Deputy Permanent Representative of Viet Nam,

at the UNICEF Executive Board’s Review of Country Programs

New York, 15 September 2009


Mr. President,

I am grateful to you, the Executive Director and the Regional Director for Asia-Pacific for the regional review reports, particularly the one on Viet Nam country program. I am also appreciative of UNICEF’s objective evaluation of Viet Nam’s implementation of its country program.

Mr. President,

          As the Viet Nam-UNICEF Cooperation Program for 2006-2010 almost totally coincides with Viet Nam’s 5-year socio-economic development plan for 2005-2010, the review of the implementation of the two exercises has provided us with a chance to see what has been successful, what remains challenging and what needs to be done on the way forward. In this connection, I highly value UNICEF for its switch of focus to assisting Viet Nam in strategic policy planning, which will be helpful for the formation of a legal framework and system in support of child rights implementation in general.

Mr. President,

Recalling the overall objective of the Viet Nam-UNICEF cooperation program for 2006-2010 which is to enhance the protection of the rights of children and women in Viet Nam’s national renewal and international integration process, we believe this objective will continue to effectively serve the current rapid transition in Viet Nam. Guided by such an objective and when well coordinated, joint programs and projects will enable UN agencies to make full use of their comparative advantages to produce desired results. Here, “Delivering As One” represents an effective tool to pool together the increasingly scarce resources to promote child rights in the country. At the same time, given the fact that the rights-based approach was already proclaimed as an overarching principle in the designing of all programs and projects under the National Cooperation Program, we wish to see this approach more dynamically concretized in the implementation of specific programs and projects.
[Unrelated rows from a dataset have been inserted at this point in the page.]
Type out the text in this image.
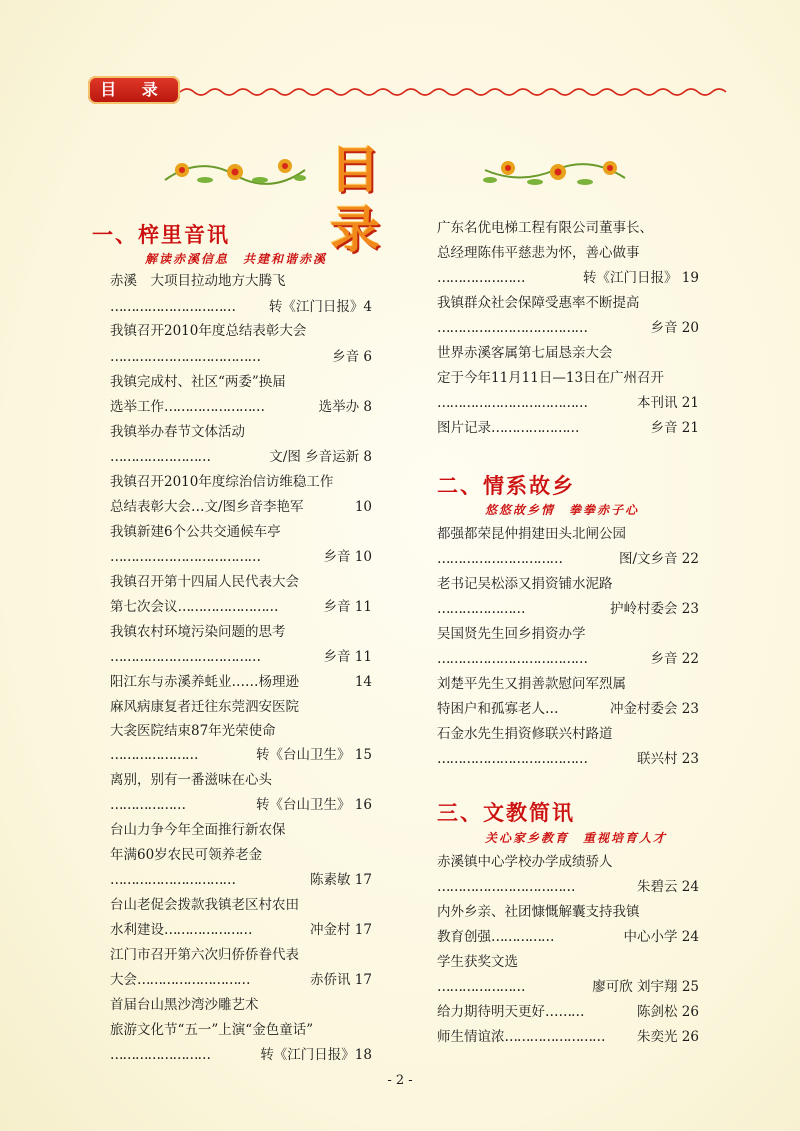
目 录
目 录
一、梓里音讯
解读赤溪信息　共建和谐赤溪
赤溪　大项目拉动地方大腾飞
…………………………	转《江门日报》4
我镇召开2010年度总结表彰大会
………………………………	乡音 6
我镇完成村、社区“两委”换届
选举工作……………………	选举办 8
我镇举办春节文体活动
……………………	文/图 乡音运新 8
我镇召开2010年度综治信访维稳工作
总结表彰大会…文/图乡音李艳军	10
我镇新建6个公共交通候车亭
………………………………	乡音 10
我镇召开第十四届人民代表大会
第七次会议……………………	乡音 11
我镇农村环境污染问题的思考
………………………………	乡音 11
阳江东与赤溪养蚝业……杨理逊	14
麻风病康复者迁往东莞泗安医院
大衾医院结束87年光荣使命
…………………	转《台山卫生》 15
离别，别有一番滋味在心头
………………	转《台山卫生》 16
台山力争今年全面推行新农保
年满60岁农民可领养老金
…………………………	陈素敏 17
台山老促会拨款我镇老区村农田
水利建设…………………	冲金村 17
江门市召开第六次归侨侨眷代表
大会………………………	赤侨讯 17
首届台山黑沙湾沙雕艺术
旅游文化节“五一”上演“金色童话”
……………………	转《江门日报》18
广东名优电梯工程有限公司董事长、
总经理陈伟平慈悲为怀，善心做事
…………………	转《江门日报》 19
我镇群众社会保障受惠率不断提高
………………………………	乡音 20
世界赤溪客属第七届恳亲大会
定于今年11月11日—13日在广州召开
………………………………	本刊讯 21
图片记录…………………	乡音 21
二、情系故乡
悠悠故乡情　拳拳赤子心
都强都荣昆仲捐建田头北闸公园
…………………………	图/文乡音 22
老书记吴松添又捐资铺水泥路
…………………	护岭村委会 23
吴国贤先生回乡捐资办学
………………………………	乡音 22
刘楚平先生又捐善款慰问军烈属
特困户和孤寡老人…	冲金村委会 23
石金水先生捐资修联兴村路道
………………………………	联兴村 23
三、文教简讯
关心家乡教育　重视培育人才
赤溪镇中心学校办学成绩骄人
……………………………	朱碧云 24
内外乡亲、社团慷慨解囊支持我镇
教育创强……………	中心小学 24
学生获奖文选
…………………	廖可欣 刘宇翔 25
给力期待明天更好………	陈剑松 26
师生情谊浓…………………… 朱奕光 26
- 2 -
Regarding young people being the key target group of UNICEF-related programs and projects, it is encouraging that progress has been registered in inter-agency activities to respond to emergency situations and to combat HIV/AIDS, particularly among children. The Provincial Child Friendship Program has also been successful in facilitating broader participation in the decentralization process. Of course, the success would have been greater if more consistent support had been given from the central level to the local level and if more attention had been paid to expertise build-up and planning.

Mr. President,

          After some 20 years enjoying political stability and a high economic growth rate of 6-8% annually, Viet Nam is now setting for itself the target of becoming a middle income country by 2012. For this to be materialized, apart from our own all-out efforts, we will need the continued support, assistance and cooperation from the international community, of whom UNICEF is a major player. To ensure higher efficiency and effectiveness of the Viet Nam-UNICEF cooperation, allow me to suggest the following points.
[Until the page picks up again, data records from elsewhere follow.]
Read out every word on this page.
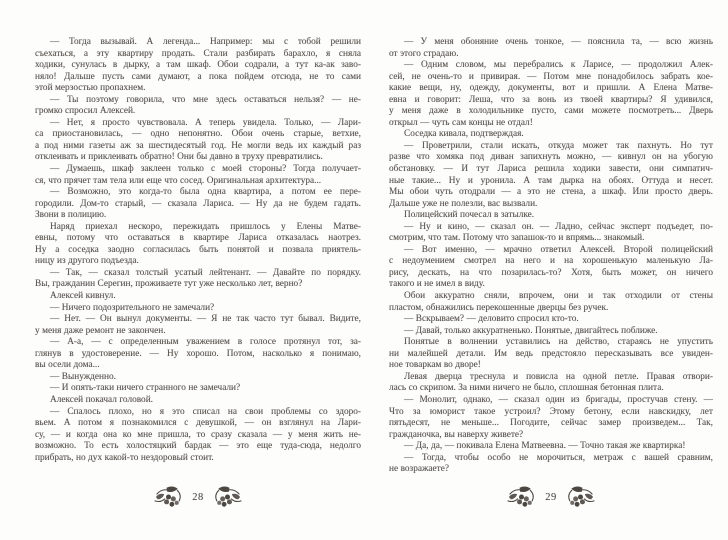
— Тогда вызывай. А легенда... Например: мы с тобой решили
съехаться, а эту квартиру продать. Стали разбирать барахло, я сняла
ходики, сунулась в дырку, а там шкаф. Обои содрали, а тут ка-ак заво-
няло! Дальше пусть сами думают, а пока пойдем отсюда, не то сами
этой мерзостью пропахнем.
— Ты поэтому говорила, что мне здесь оставаться нельзя? — не-
громко спросил Алексей.
— Нет, я просто чувствовала. А теперь увидела. Только, — Лари-
са приостановилась, — одно непонятно. Обои очень старые, ветхие,
а под ними газеты аж за шестидесятый год. Не могли ведь их каждый раз
отклеивать и приклеивать обратно! Они бы давно в труху превратились.
— Думаешь, шкаф заклеен только с моей стороны? Тогда получает-
ся, что прячет там тела или еще что сосед. Оригинальная архитектура...
— Возможно, это когда-то была одна квартира, а потом ее пере-
городили. Дом-то старый, — сказала Лариса. — Ну да не будем гадать.
Звони в полицию.
Наряд приехал нескоро, пережидать пришлось у Елены Матве-
евны, потому что оставаться в квартире Лариса отказалась наотрез.
Ну а соседка заодно согласилась быть понятой и позвала приятель-
ницу из другого подъезда.
— Так, — сказал толстый усатый лейтенант. — Давайте по порядку.
Вы, гражданин Серегин, проживаете тут уже несколько лет, верно?
Алексей кивнул.
— Ничего подозрительного не замечали?
— Нет. — Он вынул документы. — Я не так часто тут бывал. Видите,
у меня даже ремонт не закончен.
— А-а, — с определенным уважением в голосе протянул тот, за-
глянув в удостоверение. — Ну хорошо. Потом, насколько я понимаю,
вы осели дома...
— Вынужденно.
— И опять-таки ничего странного не замечали?
Алексей покачал головой.
— Спалось плохо, но я это списал на свои проблемы со здоро-
вьем. А потом я познакомился с девушкой, — он взглянул на Лари-
су, — и когда она ко мне пришла, то сразу сказала — у меня жить не-
возможно. То есть холостяцкий бардак — это еще туда-сюда, недолго
прибрать, но дух какой-то нездоровый стоит.
28
— У меня обоняние очень тонкое, — пояснила та, — всю жизнь
от этого страдаю.
— Одним словом, мы перебрались к Ларисе, — продолжил Алек-
сей, не очень-то и привирая. — Потом мне понадобилось забрать кое-
какие вещи, ну, одежду, документы, вот и пришли. А Елена Матве-
евна и говорит: Леша, что за вонь из твоей квартиры? Я удивился,
у меня даже в холодильнике пусто, сами можете посмотреть... Дверь
открыл — чуть сам концы не отдал!
Соседка кивала, подтверждая.
— Проветрили, стали искать, откуда может так пахнуть. Но тут
разве что хомяка под диван запихнуть можно, — кивнул он на убогую
обстановку. — И тут Лариса решила ходики завести, они симпатич-
ные такие... Ну и уронила. А там дырка на обоях. Оттуда и несет.
Мы обои чуть отодрали — а это не стена, а шкаф. Или просто дверь.
Дальше уже не полезли, вас вызвали.
Полицейский почесал в затылке.
— Ну и кино, — сказал он. — Ладно, сейчас эксперт подъедет, по-
смотрим, что там. Потому что запашок-то и впрямь... знакомый.
— Вот именно, — мрачно ответил Алексей. Второй полицейский
с недоумением смотрел на него и на хорошенькую маленькую Ла-
рису, дескать, на что позарилась-то? Хотя, быть может, он ничего
такого и не имел в виду.
Обои аккуратно сняли, впрочем, они и так отходили от стены
пластом, обнажились перекошенные дверцы без ручек.
— Вскрываем? — деловито спросил кто-то.
— Давай, только аккуратненько. Понятые, двигайтесь поближе.
Понятые в волнении уставились на действо, стараясь не упустить
ни малейшей детали. Им ведь предстояло пересказывать все увиден-
ное товаркам во дворе!
Левая дверца треснула и повисла на одной петле. Правая отвори-
лась со скрипом. За ними ничего не было, сплошная бетонная плита.
— Монолит, однако, — сказал один из бригады, простучав стену. —
Что за юморист такое устроил? Этому бетону, если навскидку, лет
пятьдесят, не меньше... Погодите, сейчас замер произведем... Так,
гражданочка, вы наверху живете?
— Да, да, — покивала Елена Матвеевна. — Точно такая же квартирка!
— Тогда, чтобы особо не морочиться, метраж с вашей сравним,
не возражаете?
29
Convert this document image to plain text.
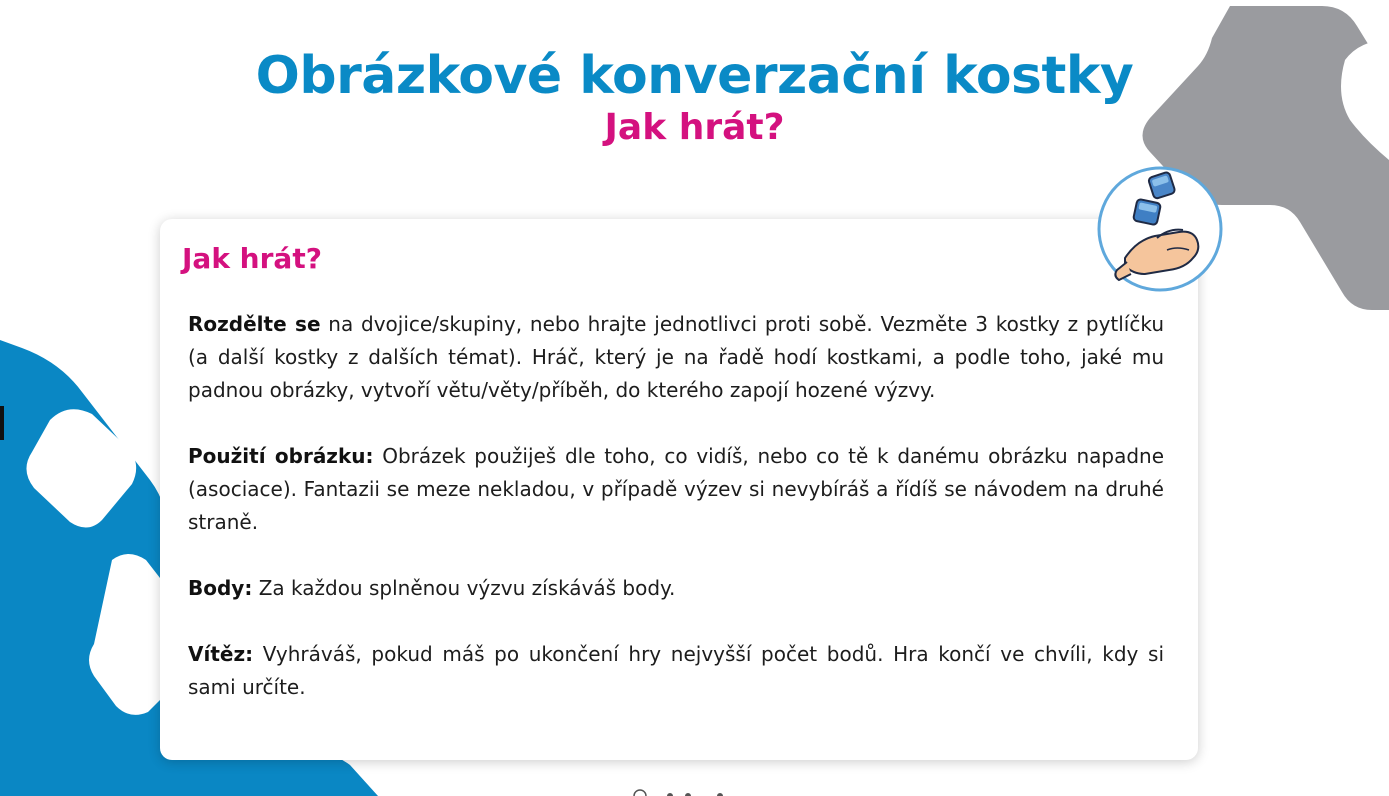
Obrázkové konverzační kostky
Jak hrát?
Jak hrát?

Rozdělte se na dvojice/skupiny, nebo hrajte jednotlivci proti sobě. Vezměte 3 kostky z pytlíčku (a další kostky z dalších témat). Hráč, který je na řadě hodí kostkami, a podle toho, jaké mu padnou obrázky, vytvoří větu/věty/příběh, do kterého zapojí hozené výzvy.

Použití obrázku: Obrázek použiješ dle toho, co vidíš, nebo co tě k danému obrázku napadne (asociace). Fantazii se meze nekladou, v případě výzev si nevybíráš a řídíš se návodem na druhé straně.

Body: Za každou splněnou výzvu získáváš body.

Vítěz: Vyhráváš, pokud máš po ukončení hry nejvyšší počet bodů. Hra končí ve chvíli, kdy si sami určíte.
          First, we’d like to see the national program of the coming cycle reconfigured in such a way that it integrates the Vietnamese Government’s priorities and strategies for children, particularly those for child survival and development, in the fields of heathcare, education, prevention of child accidents, clean water and environmental sanitation. In this connection, UNICEF can champion as a provider of child-related knowledge rather than a service provider.

Second, policy advocacy should be highly selective and well planned to focus on child rights and monitoring their implementation.

          Third, it is recommended that UNICEF review to come up with more appropriate areas and strategies of operation, especially in the context of “Delivering As One”, with a view to the best possible effect.

Fourth, in the same vein, it is also recommended that UNICEF better identify its key partners and design plans to help them enhance their capacity.

          Fifth, given the multi-partner involvement in the program, it would be best for UNICEF to concentrate on priority issues of children and allow concerned partners to play their best roles when they have a cutting-edge advantage. In such situations, UNICEF can best support the Government by playing its role as a coordinator.

Sixth, as far as capacity development is concerned, knowledge and capacity of institutional analysis should serve as the basis for elaborating capacity development plans which should focus more on partners’ capacity or institutional arrangements than single issues.

Seventh, greater efforts should be made in analyzing, planning and designing integrated communication activity packages aimed at changing children’s understanding about and behavior toward family, education, prevention of child injuries and accidents, water and sanitation.

          Eighth, the designing, monitoring and evaluation of pilot projects should be conducted on account of their performance, efficiency, cost-effectiveness and feasibility.

          Last, it will be reasonable for the national program to engage to an appropriate extent in general youth and gender issues, while mainly focusing on activities related to friendship schools, adolescents and life skills education.     

Mr. President,

As we move forward on our path of development, we are fully aware of the many challenges facing our children. They include the uneven levels of development among different regions of the country as highlighted by the Regional Director’s report. They further include the weak social security system, the increased flux of young workers into urban areas leaving their children in rural areas exposed to the likelihood of abuse,  exploitation, trafficking and neglect, to name a few. Against such a backdrop, the cooperation with and assistance from UNICEF – with its pool of expertise, experience, and financial resources – will be extremely important for our children. Nearly 40 years ago, the war was raging in Viet Nam. As a person who fought the war and who have witnessed children suffering from this devastating war then and now, I believe our children today deserve a better life. Such a life can only be possible thanks to contributions by all. And a more productive and effective program of cooperation resulting from this review session will be one such contribution.

With this in mind, Mr. President, I thank you.